The Scottish Government is facing renewed calls for a review of all contracts in Scotland which see private firms delivering major public sector projects.
It comes after revelations that workers on Carillion projects were being forced to pay a £17 “administration” fee to get their wages after the collapse of the firm.
Carillion went bust last week owing nearly £1.3 billion, with a pensions black hole of £590 million.
The firm was involved in key Scottish projects including Aberdeen’s £745m western bypass and a £23m platform extension at Edinburgh’s Waverley station.
One worker on the Shotts railway electrification project told yesterday how he was brought onto the scheme through an agency called Carillion Rail Resources. His wages were paid by Chester-based umbrella firm Crest Plus Operations Ltd, which charged workers a weekly administration fee.
Labour economy spokeswoman Jackie Baillie said: “Not only does Carillion have a history of blacklisting, but it appears to be engaging in other abhorrent employment practices as well.
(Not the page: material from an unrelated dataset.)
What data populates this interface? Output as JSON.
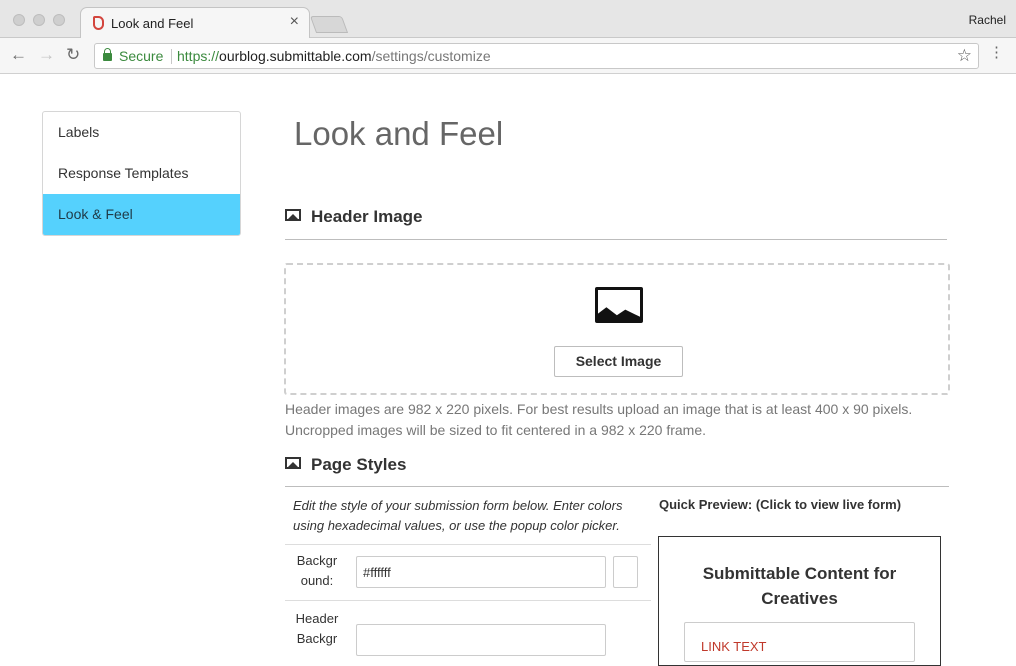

“It is simply unacceptable that companies working on public contracts are engaging in unfair working practices.
“Scottish Labour believes public services should not be run for private profit.
“These reports of workers being charged to collect their wages only strengthens Scottish Labour’s call for a full-scale review of how public sector infrastructure projects are funded and delivered.
“Instead of tinkering around the edges like the SNP, Scottish Labour believes we should come up with a new way of funding public sector projects that does not put huge profits in the pockets of shareholders.
“It is imperative that the SNP conduct a review without further delay.”
A Scottish Government spokeswoman said the Non Profit Distributing (NPD) model now used in Scotland to fund public projects with private finance means “no excessive profits” go to the private sector.
She added: “Since 2016 it’s been a legal requirement for Scottish public bodies to exclude contract bids received from businesses found to have breached the Blacklists Regulations 2010.
“This remains in force until such time that the business has taken appropriate remedial measures, or a period of three years has elapsed since the blacklisting occurred, which is the maximum timescale allowed under EU law.
“Statutory guidance published in 2015 requires public bodies to consider how to address Fair Work Practices, including the Living Wage in public contracts.
“We are in close and regular contact with Scotland’s business organisations to help businesses and employees across Scotland deal with the impacts of the collapse of Carillion.”